И нимфа Эхо, чьи напевы
Хранят холмы и берега, –
Где стройный стан ее?
– Но где вы,
Былого талые снега?
Где та, исполненная чар
И красоты, и мудрой речи,
За чью любовь позор увечий
Приял страдалец Абеляр?
Где тень французской королевы,
Чьих на заре топил слуга
Ночных любовников?
– Но где вы,
Былого талые снега?
Где все, чью славу вдаль и вширь
Несла и песнь, и битвы кличи, –
Изольда, Бланка, Беатриче,
Семирамида и Эсфирь?
Где прах сожженной рейнской девы,
Утеха битого врага, –
Где Жанна д'Арк? Где все?
– Но где вы,
Былого талые снега?
Принц, не ищи. Восходят севы,
Желтеют, скошены, луга;
В одном припеве правда:
– Где вы,
Былого талые снега?
МОЛИТВА, НАПИСАННАЯ ПО ПРОСЬБЕ МАТЕРИ
Владычица над небом и землею
И над огнем великим, что в аду,
Я, может быть, и милости не стою,
Но смилуйся; прими, когда приду,
И приюти в святом Твоем саду.
Я грешница, но нет конца, ни краю
Твоей любви, а в ней дорога к раю,
Путь к Твоему пресветлому двору:
Так писано. Где писано, не знаю, –
Так верю я, так, веря, и помру.
И не забудь замолвить слово Сыну,
Чтоб Он вины мне, темной, отпустил,
Как пожалел когда-то Магдалину,
Как Марии Египетской простил.
Я слышала с амвона: Теофил,
Расстрига-поп, что с бесом шел на Бога, –
У Господа теперь он на пиру,
Всё по Твоей мольбе.
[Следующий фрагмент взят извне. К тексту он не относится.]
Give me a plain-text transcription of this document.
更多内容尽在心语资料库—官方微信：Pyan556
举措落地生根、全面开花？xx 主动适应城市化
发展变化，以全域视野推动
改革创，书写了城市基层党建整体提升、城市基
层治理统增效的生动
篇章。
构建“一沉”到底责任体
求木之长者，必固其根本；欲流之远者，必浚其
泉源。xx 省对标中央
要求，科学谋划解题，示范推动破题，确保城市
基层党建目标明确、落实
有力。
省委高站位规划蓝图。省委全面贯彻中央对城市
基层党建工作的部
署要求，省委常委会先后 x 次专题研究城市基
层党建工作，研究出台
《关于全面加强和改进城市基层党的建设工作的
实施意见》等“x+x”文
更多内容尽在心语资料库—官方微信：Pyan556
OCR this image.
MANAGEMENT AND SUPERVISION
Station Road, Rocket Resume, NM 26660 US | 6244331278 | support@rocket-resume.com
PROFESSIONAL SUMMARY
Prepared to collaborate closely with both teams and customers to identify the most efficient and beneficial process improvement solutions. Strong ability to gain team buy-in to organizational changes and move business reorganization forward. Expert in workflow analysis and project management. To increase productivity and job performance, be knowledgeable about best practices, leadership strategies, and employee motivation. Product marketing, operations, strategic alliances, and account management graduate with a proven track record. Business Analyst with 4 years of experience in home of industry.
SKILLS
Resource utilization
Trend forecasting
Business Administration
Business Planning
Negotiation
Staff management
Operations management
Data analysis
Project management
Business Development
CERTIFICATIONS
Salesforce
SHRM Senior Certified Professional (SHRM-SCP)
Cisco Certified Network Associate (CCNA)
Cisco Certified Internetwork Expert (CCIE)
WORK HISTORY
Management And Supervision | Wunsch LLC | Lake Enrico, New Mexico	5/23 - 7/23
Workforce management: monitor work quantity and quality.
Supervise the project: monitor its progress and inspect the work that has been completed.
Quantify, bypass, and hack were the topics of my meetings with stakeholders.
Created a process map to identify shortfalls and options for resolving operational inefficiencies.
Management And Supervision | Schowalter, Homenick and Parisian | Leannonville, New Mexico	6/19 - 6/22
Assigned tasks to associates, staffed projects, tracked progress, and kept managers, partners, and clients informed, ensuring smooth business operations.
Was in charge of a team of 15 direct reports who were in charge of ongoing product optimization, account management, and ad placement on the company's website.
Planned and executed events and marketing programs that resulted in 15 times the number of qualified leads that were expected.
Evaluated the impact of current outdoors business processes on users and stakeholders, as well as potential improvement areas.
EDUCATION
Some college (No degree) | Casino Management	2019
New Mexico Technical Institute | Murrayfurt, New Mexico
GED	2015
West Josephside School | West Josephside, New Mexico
Ты можешь много,
Ты можешь всё: и мать – и недотрога...
Так верю я, так, веря, и помру.
Старуха я из бедного квартала,
Неграмотна, живу по старине;
Но ад и рай я знаю, всё видала,
Всё красками в соборе на стене:
Те – с арфами, а те горят в огне.
Гляжу на тех – дрожу; на этих – рада.
Дай радости и мне, спаси от ада
Усталую и горькую сестру,
А если я прошу не так, как надо, –
Так верю я, так, веря, и помру.
Владычица, родимая, касатка,
И Ты, как я: жилось Тебе не сладко,
Любимого рожала не к добру,
Людской беды насытились вы оба;
Ох, тяжко здесь – и боль, и стыд, и злоба,
Но тихо там у вас, за крышкой гроба...
Так верю я, так, веря, и помру.
БАЛЛАДА ПОЭТИЧЕСКОГО СОСТЯЗАНИЯ В БЛУА
Я у ручья томлюсь, палимый жаждой;
Огнем горю, от стужи трепеща,
На родине, где звук и вид мне каждый
Далек и чужд. Лохмотья и парча;
Гол, как червяк, в одеждах богача.
В слезах смеюсь. Хочу лучей и грома.
Жду новизны, что мне давно знакома,
И радуюсь, съедаемый тоской.
Я всемогущ, бессильный, как солома;
Я званый гость у всех, для всех изгой.
Я убежден лишь в том, что непонятно,
И только то, что явно, мне темно.
Мне кажется обычным, что превратно;
Сомнительным, что ведомо давно.
Всегда везет – а счастья не дано.
"Настала ночь", – шепчу я на рассвете.
Страшусь упасть, лишь лягу на покой.
Вельможный мот, голодный и скупой,
Наследник царств, которых нет на свете,
Я званый гость у всех, для всех изгой.
Гонюсь за всем, что только взор увидит, –
И не хочу, постыло всё вокруг.
Кто доброе мне скажет, тот обидит;
Кто подтолкнет на гибель – лучший друг.
Кто мне солгал, что топь – укромный луг,
Что ворон злой есть лебедь благородный,
Тот будет мне наставник путеводный.
Ложь для меня лишь правды лик другой.
Всё видя, слеп. Творю, навек бесплодный.
Я званый гость у всех, для всех изгой.
Принц, это всё, конец моей балладе
О неуче под грузом книжной клади,
О барине, родившемся слугой;
А смысл ее? Подайте Христа ради –
Я званый гость у всех, для всех изгой.
ЭДГАР АЛАН ПО
(1809-1849)
ВОРОН
Как-то в полночь, утомленный, развернул я, полусонный,
Книгу странного ученья (мир забыл уже его) –
И взяла меня дремота; вдруг я вздрогнул отчего-то –
Словно стукнул тихо кто-то у порога моего.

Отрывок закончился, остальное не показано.